On one hand, Substack is in it's rights and as a journalistic organization, they are in the right.

The issue is: Once you serve a Nazi in your bar, you become a Nazi bar. This is no longer a marginalized viewpoint you can ignore. Its actively recruiting and frightening. Inaction is enabling. Substack is going to become shitty, and fast. They will lose high engagement users, first when the ones who protested pile out for another platform and then quickly when the quality dips.

Also, their cavalier attitude will change when Stripe steps in.

[–] [email protected] 24 points 1 year ago

You can contact Stripe at the link to let them know about the company they are associating with.

[–] [email protected] 3 points 1 year ago (2 children)

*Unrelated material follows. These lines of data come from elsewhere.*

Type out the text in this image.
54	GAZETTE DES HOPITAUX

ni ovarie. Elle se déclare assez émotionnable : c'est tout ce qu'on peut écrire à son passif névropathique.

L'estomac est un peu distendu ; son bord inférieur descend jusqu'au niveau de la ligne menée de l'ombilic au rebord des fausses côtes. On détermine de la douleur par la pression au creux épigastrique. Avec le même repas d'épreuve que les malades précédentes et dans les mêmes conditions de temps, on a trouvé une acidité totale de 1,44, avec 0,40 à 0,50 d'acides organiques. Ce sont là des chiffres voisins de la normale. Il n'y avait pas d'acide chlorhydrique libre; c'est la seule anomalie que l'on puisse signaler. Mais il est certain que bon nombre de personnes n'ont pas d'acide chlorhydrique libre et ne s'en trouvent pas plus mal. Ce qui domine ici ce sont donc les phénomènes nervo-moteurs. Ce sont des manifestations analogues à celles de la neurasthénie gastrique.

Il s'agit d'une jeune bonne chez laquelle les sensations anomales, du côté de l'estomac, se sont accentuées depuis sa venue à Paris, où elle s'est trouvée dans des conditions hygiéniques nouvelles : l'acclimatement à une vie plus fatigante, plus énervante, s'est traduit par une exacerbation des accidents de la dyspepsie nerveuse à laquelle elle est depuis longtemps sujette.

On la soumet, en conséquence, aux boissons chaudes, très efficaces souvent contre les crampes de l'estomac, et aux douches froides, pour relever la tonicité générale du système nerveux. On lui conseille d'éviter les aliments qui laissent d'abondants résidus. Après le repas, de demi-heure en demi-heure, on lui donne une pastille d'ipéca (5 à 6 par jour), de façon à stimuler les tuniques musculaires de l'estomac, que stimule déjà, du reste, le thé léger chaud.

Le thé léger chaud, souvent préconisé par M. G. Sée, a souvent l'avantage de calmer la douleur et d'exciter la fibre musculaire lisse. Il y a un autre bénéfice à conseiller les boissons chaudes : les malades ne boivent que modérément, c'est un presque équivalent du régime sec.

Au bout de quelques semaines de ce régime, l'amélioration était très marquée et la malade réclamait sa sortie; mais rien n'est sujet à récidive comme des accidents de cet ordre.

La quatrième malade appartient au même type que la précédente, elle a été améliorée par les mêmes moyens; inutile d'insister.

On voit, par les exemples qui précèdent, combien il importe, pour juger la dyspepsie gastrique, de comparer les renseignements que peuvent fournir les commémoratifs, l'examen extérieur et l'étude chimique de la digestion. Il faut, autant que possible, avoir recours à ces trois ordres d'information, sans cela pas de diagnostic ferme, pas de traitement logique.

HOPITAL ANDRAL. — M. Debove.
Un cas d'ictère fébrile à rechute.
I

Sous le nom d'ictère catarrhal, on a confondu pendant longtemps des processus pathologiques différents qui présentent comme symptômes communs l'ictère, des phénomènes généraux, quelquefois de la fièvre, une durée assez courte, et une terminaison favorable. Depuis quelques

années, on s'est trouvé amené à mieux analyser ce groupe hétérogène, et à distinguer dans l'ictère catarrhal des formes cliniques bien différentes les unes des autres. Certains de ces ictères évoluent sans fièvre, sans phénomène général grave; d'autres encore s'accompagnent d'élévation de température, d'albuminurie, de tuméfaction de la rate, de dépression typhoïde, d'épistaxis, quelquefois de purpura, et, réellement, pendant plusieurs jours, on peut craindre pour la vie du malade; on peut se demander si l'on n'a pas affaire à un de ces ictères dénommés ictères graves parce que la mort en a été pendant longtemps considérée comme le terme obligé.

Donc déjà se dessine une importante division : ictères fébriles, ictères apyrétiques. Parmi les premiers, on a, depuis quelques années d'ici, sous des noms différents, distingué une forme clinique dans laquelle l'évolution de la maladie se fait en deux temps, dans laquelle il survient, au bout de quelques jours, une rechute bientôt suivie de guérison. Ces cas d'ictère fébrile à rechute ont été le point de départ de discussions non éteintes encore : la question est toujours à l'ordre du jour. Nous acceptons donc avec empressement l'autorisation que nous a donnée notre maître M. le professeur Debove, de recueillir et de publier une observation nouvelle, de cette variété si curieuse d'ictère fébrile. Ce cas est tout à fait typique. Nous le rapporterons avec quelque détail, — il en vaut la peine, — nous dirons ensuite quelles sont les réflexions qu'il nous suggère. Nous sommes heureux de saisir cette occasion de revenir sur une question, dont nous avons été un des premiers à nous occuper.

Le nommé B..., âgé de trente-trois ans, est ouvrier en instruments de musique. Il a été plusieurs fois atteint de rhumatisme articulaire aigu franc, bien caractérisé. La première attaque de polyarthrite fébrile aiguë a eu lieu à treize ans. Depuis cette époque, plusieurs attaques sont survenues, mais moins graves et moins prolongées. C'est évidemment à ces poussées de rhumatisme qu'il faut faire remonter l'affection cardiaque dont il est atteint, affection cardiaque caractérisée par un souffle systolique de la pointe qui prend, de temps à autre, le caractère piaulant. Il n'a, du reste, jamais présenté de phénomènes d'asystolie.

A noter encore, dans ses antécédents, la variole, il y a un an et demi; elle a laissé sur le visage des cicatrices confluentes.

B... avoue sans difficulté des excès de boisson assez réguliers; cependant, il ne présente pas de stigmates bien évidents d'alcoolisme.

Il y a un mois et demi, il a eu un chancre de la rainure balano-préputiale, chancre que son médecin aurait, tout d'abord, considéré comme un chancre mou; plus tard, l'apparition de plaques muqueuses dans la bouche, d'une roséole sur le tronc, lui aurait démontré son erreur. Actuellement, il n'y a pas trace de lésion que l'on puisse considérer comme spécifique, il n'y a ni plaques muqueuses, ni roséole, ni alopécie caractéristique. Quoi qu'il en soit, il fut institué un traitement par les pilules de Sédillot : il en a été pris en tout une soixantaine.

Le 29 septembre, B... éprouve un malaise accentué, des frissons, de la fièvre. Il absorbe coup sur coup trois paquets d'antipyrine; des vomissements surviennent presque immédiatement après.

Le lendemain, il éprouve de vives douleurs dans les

How is Stripe associated with Substack? (I'm out of the loop here)

[–] [email protected] 4 points 1 year ago

I an guessing they do their payment processingt

[–] [email protected] 2 points 1 year ago (1 children)

I was too, but sounds like the TL;DR is they're the supporting infrastructure which substack uses:

Substack’s team built its service on Stripe’s infrastructure, which bypassed significant investment in engineering. By leaning on Stripe’s expertise, Substack could scale quickly and focus its energy on fulfilling its promise to writers. The company offers better services because it can continue to lean on Stripe and direct extra bandwidth toward customers.

https://stripe.com/ae/customers/substack

[–] [email protected] 1 points 1 year ago

Thanks, that definitely explains it better than simply being a payment processor.